Рапорты. Ратлидж знал, как типична эта фраза в военных рапортах, ею прикрывалось все - когда офицер знал слишком мало или, наоборот, слишком много о своем солдате.
Выполнил свой долг… Иногда эти слова покрывали множество грехов. А что, если Герберт Бейкер молил о прощении за сына перед смертью?
Ратлидж покинул контору адвоката и направился было к гостинице, как вдруг рядом с ним остановился огромный автомобиль с шофером в форменной одежде. С заднего сиденья улыбался лорд Седжвик:
- Вы уже обедали?
- Доброе утро. Нет, рановато, пожалуй, для обеда.
Было только одиннадцать тридцать.
- Тогда поедем ко мне пообедаем. А потом Эванс отвезет вас обратно. Мой сын вернулся в Йоркшир, и будь я проклят, если вынесу еще один обед в одиночестве. А миссис Барнет, - он изобразил сожаление, - отошлет меня, если я заявлюсь без предупреждения второй раз за неделю. Или вы уже договорились с ней на сегодня?
Ратлидж не договаривался.
- Тогда едем, составите мне компанию. С вами мы можем поговорить о чем-то еще, кроме цен на овец и капусту.
Хэмиш предупредил: "Не самая хорошая идея…"
Но Ратлидж после короткой заминки открыл дверцу, заметив мимоходом на ней герб, и залез в машину. Внутри были прекрасная обивка, бархатные подушки и отделка полированным деревом. Седжвик откинулся на спинку сиденья, дал команду шоферу, и машина двинулась по Уотер-стрит.
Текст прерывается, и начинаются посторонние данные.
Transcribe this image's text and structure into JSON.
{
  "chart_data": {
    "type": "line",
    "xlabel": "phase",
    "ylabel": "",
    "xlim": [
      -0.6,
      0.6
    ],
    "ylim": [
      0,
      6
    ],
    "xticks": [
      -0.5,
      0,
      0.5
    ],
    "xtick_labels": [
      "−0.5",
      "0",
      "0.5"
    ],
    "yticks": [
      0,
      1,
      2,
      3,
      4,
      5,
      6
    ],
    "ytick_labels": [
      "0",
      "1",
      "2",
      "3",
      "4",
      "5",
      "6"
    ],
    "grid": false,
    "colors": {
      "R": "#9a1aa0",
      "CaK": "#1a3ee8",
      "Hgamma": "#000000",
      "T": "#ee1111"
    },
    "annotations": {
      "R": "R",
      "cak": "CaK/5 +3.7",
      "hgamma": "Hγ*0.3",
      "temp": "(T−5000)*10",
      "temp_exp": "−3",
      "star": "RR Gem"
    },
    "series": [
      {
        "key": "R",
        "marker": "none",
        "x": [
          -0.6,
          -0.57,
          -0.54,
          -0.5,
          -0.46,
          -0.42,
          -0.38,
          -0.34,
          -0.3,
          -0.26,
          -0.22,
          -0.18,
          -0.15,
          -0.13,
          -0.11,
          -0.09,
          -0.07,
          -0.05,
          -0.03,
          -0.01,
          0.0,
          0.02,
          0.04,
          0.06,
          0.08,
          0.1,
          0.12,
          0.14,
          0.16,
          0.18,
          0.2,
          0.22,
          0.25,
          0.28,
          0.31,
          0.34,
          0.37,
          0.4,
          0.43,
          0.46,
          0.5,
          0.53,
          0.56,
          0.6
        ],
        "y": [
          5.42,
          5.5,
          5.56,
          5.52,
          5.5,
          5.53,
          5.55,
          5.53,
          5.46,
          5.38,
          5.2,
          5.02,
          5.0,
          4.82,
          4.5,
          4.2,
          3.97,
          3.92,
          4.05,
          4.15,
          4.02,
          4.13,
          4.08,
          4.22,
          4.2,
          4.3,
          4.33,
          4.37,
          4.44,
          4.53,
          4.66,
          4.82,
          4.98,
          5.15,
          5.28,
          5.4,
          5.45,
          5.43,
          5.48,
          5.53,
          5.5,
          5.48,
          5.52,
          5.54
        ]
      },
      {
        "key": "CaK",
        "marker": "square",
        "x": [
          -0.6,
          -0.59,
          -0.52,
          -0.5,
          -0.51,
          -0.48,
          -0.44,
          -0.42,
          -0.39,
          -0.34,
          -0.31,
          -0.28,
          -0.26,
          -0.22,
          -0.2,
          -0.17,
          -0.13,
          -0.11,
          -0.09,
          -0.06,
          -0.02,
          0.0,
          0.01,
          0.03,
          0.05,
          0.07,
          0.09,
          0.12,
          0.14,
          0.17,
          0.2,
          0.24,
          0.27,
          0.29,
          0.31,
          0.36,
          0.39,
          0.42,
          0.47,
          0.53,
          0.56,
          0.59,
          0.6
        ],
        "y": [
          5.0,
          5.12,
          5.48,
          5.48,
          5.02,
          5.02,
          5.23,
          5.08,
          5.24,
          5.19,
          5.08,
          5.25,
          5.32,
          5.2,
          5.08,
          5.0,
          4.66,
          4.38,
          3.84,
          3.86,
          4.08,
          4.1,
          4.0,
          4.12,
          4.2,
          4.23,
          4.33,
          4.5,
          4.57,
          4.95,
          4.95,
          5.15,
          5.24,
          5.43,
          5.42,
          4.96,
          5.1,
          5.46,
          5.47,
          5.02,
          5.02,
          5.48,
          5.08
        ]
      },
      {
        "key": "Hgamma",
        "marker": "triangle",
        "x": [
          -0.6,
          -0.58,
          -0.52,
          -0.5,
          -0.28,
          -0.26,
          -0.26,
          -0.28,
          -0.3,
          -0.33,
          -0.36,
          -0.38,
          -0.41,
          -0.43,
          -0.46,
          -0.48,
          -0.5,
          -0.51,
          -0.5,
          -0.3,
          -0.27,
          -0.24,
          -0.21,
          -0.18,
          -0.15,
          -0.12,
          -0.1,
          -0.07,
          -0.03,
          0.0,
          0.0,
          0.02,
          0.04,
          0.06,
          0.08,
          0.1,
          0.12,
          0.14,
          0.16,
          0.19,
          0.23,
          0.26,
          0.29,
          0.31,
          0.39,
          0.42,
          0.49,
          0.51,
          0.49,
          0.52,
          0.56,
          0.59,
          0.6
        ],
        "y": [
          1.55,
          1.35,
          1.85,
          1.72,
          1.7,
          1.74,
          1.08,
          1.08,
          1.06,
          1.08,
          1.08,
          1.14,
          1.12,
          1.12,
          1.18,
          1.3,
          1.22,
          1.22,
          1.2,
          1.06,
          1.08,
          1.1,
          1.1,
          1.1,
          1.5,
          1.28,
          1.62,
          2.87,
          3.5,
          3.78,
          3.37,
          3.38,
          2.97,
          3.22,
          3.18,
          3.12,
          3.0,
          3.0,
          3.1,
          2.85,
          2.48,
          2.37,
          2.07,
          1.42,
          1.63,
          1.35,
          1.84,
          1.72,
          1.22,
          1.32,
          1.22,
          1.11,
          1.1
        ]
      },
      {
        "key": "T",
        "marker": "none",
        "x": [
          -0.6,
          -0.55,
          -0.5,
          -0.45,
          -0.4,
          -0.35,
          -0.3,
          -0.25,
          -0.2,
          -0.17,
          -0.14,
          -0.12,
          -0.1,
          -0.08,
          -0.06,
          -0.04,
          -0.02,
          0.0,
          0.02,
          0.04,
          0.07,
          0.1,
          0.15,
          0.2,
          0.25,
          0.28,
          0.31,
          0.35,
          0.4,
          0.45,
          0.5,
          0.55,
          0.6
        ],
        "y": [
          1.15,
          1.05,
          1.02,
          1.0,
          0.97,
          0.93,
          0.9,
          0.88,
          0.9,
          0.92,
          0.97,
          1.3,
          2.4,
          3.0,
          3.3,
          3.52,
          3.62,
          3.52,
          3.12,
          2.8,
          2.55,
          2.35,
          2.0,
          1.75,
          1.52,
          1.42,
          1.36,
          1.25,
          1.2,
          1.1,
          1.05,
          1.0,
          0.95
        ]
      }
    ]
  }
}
Эванс искусно маневрировал в уличном столпотворении среди повозок, фургонов и телег.
- Есть прогресс в вашем расследовании убийства отца Джеймса? - спросил лорд Седжвик.
"Кажется, слухи разнеслись быстро, - едко заметил Хэмиш, - и ты становишься здесь очень популярен".
- Мы, возможно, нашли убийцу, но пока утверждать рано - инспектор Блевинс проводит определенную работу для окончательного выяснения.
- Я назначил приличное вознаграждение за любую информацию. И надеюсь, что найдется тот, кто захочет его получить.
Ратлидж вспомнил, что и Блевинс говорил о награде.
- Так это вы назначили награду? Скажите, вы были прихожанином отца Джеймса? Хорошо его знали?